The Bundesbank said in its monthly report that the rebound in the first quarter was driven by “several special factors” which means the economy would struggle to keep its growth pace in the April to June period.
The central bank said that Germany’s car industry was facing weaker demand from abroad and that global car sales were expected to decline further this year after posting the first drop since the financial crisis in 2018.
Germany has also been impacted by escalating tensions between China and the US, with Beijing remaining the most important trading partner for Berlin outside the European Union.

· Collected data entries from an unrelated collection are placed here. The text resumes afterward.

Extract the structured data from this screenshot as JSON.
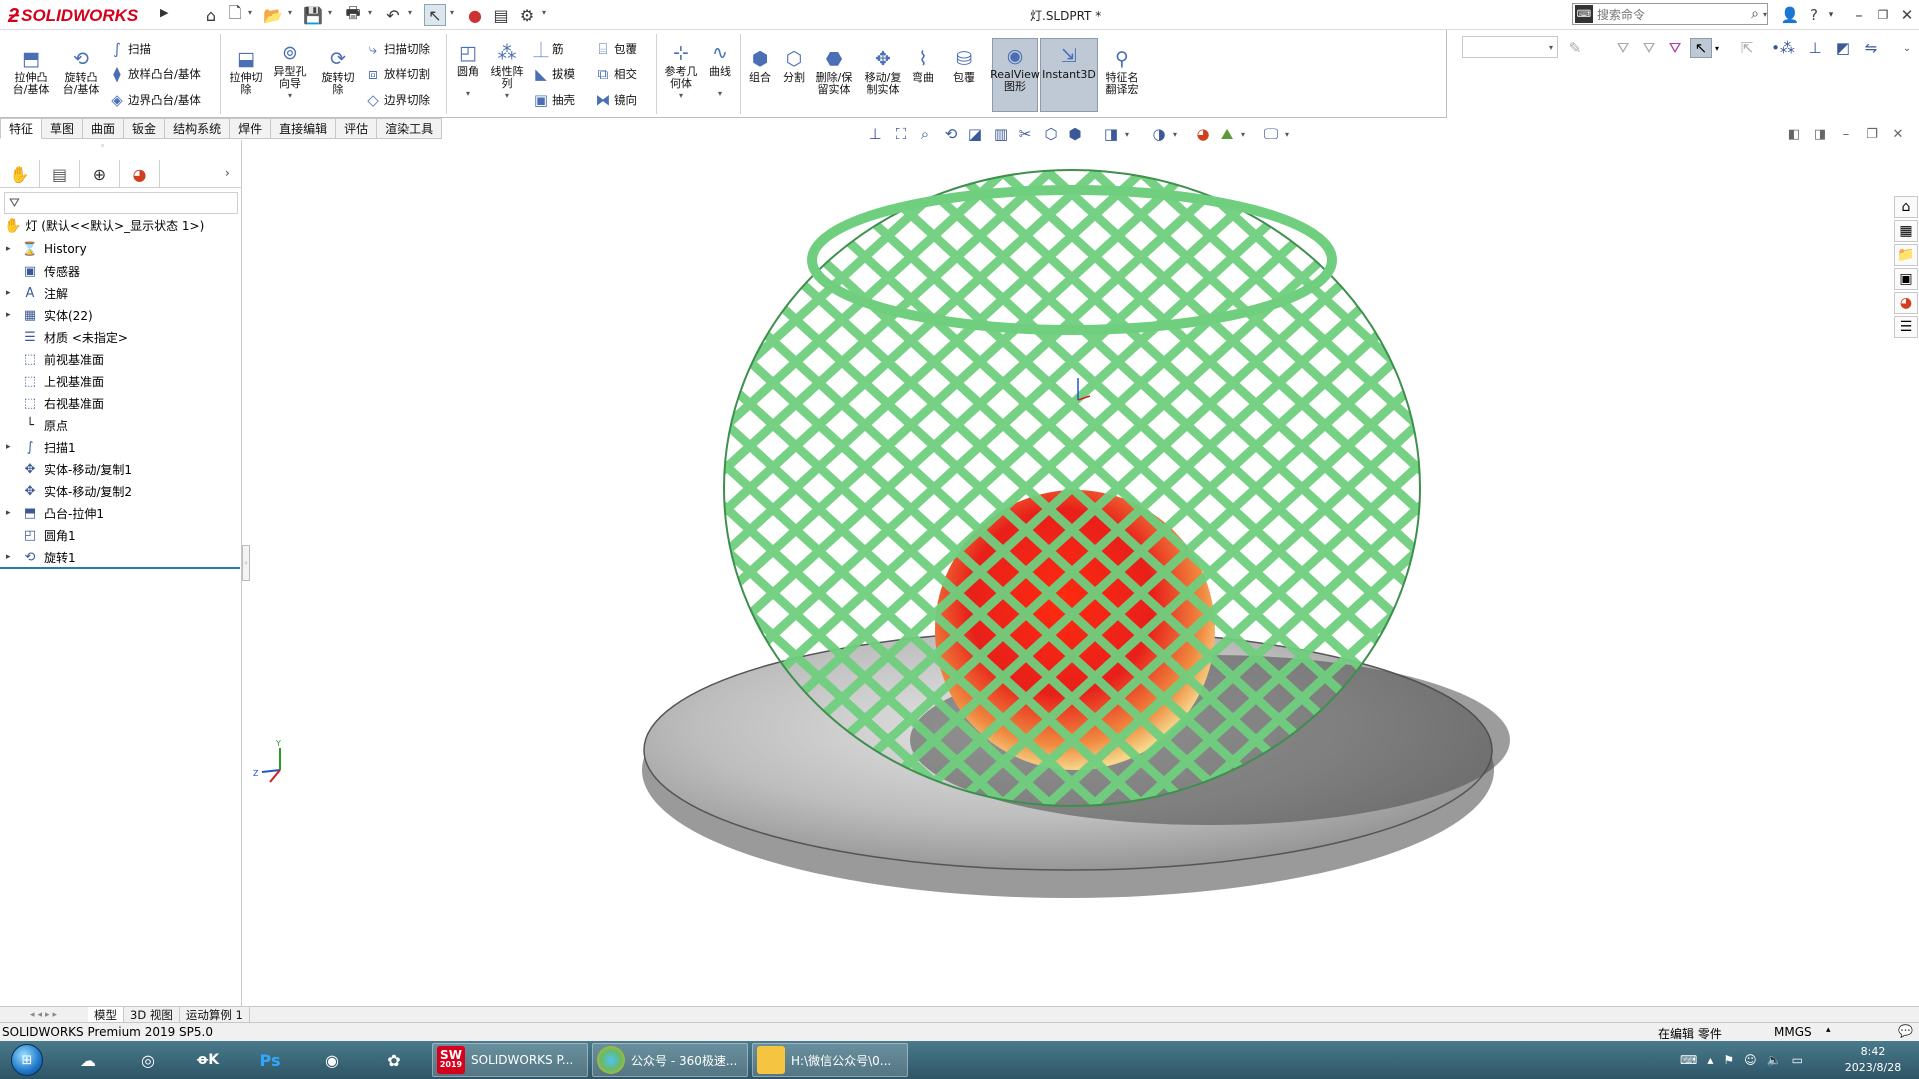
{
  "title_bar": {
    "logo": "SOLIDWORKS",
    "doc_title": "灯.SLDPRT *",
    "search_placeholder": "搜索命令"
  },
  "command_manager": {
    "extrude_boss": "拉伸凸\n台/基体",
    "revolve_boss": "旋转凸\n台/基体",
    "sweep": "扫描",
    "loft_boss": "放样凸台/基体",
    "boundary_boss": "边界凸台/基体",
    "extrude_cut": "拉伸切\n除",
    "hole_wizard": "异型孔\n向导",
    "revolve_cut": "旋转切\n除",
    "swept_cut": "扫描切除",
    "lofted_cut": "放样切割",
    "boundary_cut": "边界切除",
    "fillet": "圆角",
    "linear_pattern": "线性阵\n列",
    "rib": "筋",
    "draft": "拔模",
    "shell": "抽壳",
    "wrap": "包覆",
    "intersect": "相交",
    "mirror": "镜向",
    "ref_geometry": "参考几\n何体",
    "curves": "曲线",
    "combine": "组合",
    "split": "分割",
    "delete_keep_body": "删除/保\n留实体",
    "move_copy_body": "移动/复\n制实体",
    "flex": "弯曲",
    "wrap2": "包覆",
    "realview": "RealView\n图形",
    "instant3d": "Instant3D",
    "feature_name_translate": "特征名\n翻译宏"
  },
  "tabs": [
    "特征",
    "草图",
    "曲面",
    "钣金",
    "结构系统",
    "焊件",
    "直接编辑",
    "评估",
    "渲染工具"
  ],
  "active_tab": "特征",
  "feature_tree": {
    "root": "灯  (默认<<默认>_显示状态 1>)",
    "items": [
      {
        "label": "History",
        "icon": "history-icon",
        "expandable": true
      },
      {
        "label": "传感器",
        "icon": "sensor-icon",
        "expandable": false
      },
      {
        "label": "注解",
        "icon": "annotation-icon",
        "expandable": true
      },
      {
        "label": "实体(22)",
        "icon": "solid-bodies-icon",
        "expandable": true
      },
      {
        "label": "材质 <未指定>",
        "icon": "material-icon",
        "expandable": false
      },
      {
        "label": "前视基准面",
        "icon": "plane-icon",
        "expandable": false
      },
      {
        "label": "上视基准面",
        "icon": "plane-icon",
        "expandable": false
      },
      {
        "label": "右视基准面",
        "icon": "plane-icon",
        "expandable": false
      },
      {
        "label": "原点",
        "icon": "origin-icon",
        "expandable": false
      },
      {
        "label": "扫描1",
        "icon": "sweep-icon",
        "expandable": true
      },
      {
        "label": "实体-移动/复制1",
        "icon": "move-copy-icon",
        "expandable": false
      },
      {
        "label": "实体-移动/复制2",
        "icon": "move-copy-icon",
        "expandable": false
      },
      {
        "label": "凸台-拉伸1",
        "icon": "extrude-icon",
        "expandable": true
      },
      {
        "label": "圆角1",
        "icon": "fillet-icon",
        "expandable": false
      },
      {
        "label": "旋转1",
        "icon": "revolve-icon",
        "expandable": true
      }
    ]
  },
  "bottom_tabs": [
    "模型",
    "3D 视图",
    "运动算例 1"
  ],
  "status_bar": {
    "product": "SOLIDWORKS Premium 2019 SP5.0",
    "mode": "在编辑 零件",
    "units": "MMGS"
  },
  "taskbar": {
    "windows": [
      {
        "label": "SOLIDWORKS P...",
        "badge": "2019"
      },
      {
        "label": "公众号 - 360极速..."
      },
      {
        "label": "H:\\微信公众号\\0..."
      }
    ],
    "time": "8:42",
    "date": "2023/8/28"
  },
  "triad_labels": {
    "y": "Y",
    "z": "Z"
  },
  "colors": {
    "brand_red": "#d6001c",
    "cage_green": "#6fcf7f",
    "sphere_red": "#e8201a",
    "base_gray": "#b8b8b8"
  }
}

The report said: “German economic output in the second quarter of 2019 is not very likely to exceed the level reached in the first quarter, which had been boosted by a number of one-off effects.
“Downturn forces continue to be prevalent in industry, and they may even intensify somewhat.”
Last month, economy minister Peter Altmaier lowered the German growth forecast for 2019 to 0.5 percent.
This is down from an already lowered estimate of 1.0 percent, while initial GDP growth expectations for this year were once as high as 1.8 percent.
However, the German government is insisting momentum is expected to pick up in 2020 where growth of 1.5 percent is expected.
Mr Altmaier described the positive quarter of growth for this year as a “first ray of hope” following two quarters without expansion.
But he added that this should be no reason to give the all-clear.
Mr Altmaier said: “The international trade disputes are still unresolved.
“We must do everything possible to find acceptable solutions that enable free trade.”